Selon le Minee, la Banque mondiale a donné son accord de principe pour apporter un montant de 180 milliards de FCFA via le programme axé sur les résultats (PforR). Sauf que, espérée en août 2023, l’approbation de ce financement par le conseil d’administration de la Banque mondiale reste attendue.

Ce projet a pourtant pour objectif de préparer le réseau à l’évacuation optimale de l’électricité produite, notamment par la centrale hydroélectrique de Nachtigal (420 MW). Du coup, le retard pris dans sa mise en œuvre et le déficit d’investissements dans la distribution transforment l’entrée en production de cette infrastructure en un sujet de préoccupation. Car, apprend-on, avec l’état actuel du réseau, une bonne partie de l’énergie produite par Nachtigal pourrait ne pas parvenir aux consommateurs.

Or, selon le contrat d’achat d’électricité, dès la mise en service commerciale de la centrale hydroélectrique de Nachtigal prévue en septembre 2024, Eneo devra verser, chaque mois, 10 milliards de FCFA à la société NHPC, que l’énergie produite soit consommée ou pas. En cas de défaillance du distributeur d’électricité, l’État s’est engagé à payer la facture. Ce qui accentue le risque budgétaire… Et le rachat annoncé des parts détenues par Actis dans Eneo par l’État va encore aggraver la situation. En devenant quasiment l’unique actionnaire d’Eneo, l’État devra supporter tout seul le passif.

Plan de redressement

Conscient de la situation, le gouvernement a élaboré un plan de redressement du secteur de l’Électricité au Cameroun (PRSEC). D’un coût de 6 000 milliards de FCFA, il doit s’étaler de 2023 à 2030. L’un de ses objectifs est l’« amélioration de l’équilibre financier du secteur de l’électricité ». Pour faire face à l’urgent, des actions du PRSEC ont été regroupées dans un autre plan dit « prioritaire », qui nécessite un financement de 400 milliards de FCFA. 

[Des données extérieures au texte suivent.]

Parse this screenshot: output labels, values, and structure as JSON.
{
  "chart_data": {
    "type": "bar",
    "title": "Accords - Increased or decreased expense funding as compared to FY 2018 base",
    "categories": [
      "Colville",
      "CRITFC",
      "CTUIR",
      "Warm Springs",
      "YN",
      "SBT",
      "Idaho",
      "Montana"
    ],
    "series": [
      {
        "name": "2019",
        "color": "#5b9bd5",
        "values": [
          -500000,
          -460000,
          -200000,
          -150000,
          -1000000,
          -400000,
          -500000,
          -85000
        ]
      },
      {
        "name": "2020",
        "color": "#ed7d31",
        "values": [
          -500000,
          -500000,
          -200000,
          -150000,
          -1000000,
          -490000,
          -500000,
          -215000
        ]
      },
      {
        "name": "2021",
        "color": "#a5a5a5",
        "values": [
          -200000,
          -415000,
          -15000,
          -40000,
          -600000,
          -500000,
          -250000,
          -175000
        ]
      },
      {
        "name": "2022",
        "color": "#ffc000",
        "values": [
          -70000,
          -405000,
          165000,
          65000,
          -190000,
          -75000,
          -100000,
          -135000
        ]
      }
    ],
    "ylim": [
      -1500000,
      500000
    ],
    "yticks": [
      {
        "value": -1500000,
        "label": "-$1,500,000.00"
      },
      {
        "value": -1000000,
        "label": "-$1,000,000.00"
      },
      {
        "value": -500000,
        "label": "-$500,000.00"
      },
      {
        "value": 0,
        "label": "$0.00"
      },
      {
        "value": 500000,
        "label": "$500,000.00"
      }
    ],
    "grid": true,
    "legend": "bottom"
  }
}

Selon le Minee, la Banque mondiale a donné son accord de principe pour apporter un montant de 180 milliards de FCFA, sur cinq ans, via le programme axé sur les résultats (PforR). Cet argent doit permettre le paiement ponctuel des factures d’électricité de l’administration publique et de la compensation tarifaire annuelle ; l’installation des compteurs sur les bâtiments publics et les réseaux d’éclairage public ; la réalisation de nouveaux branchements ; l’augmentation de la contribution des énergies renouvelables dans les réseaux interconnectés et isolés, ainsi que de la capacité de transformation des postes de transport exploités par la Sonatrel. Sauf que, espérée en août 2023, l’approbation de ce financement par le conseil d’administration de la Banque mondiale reste attendue.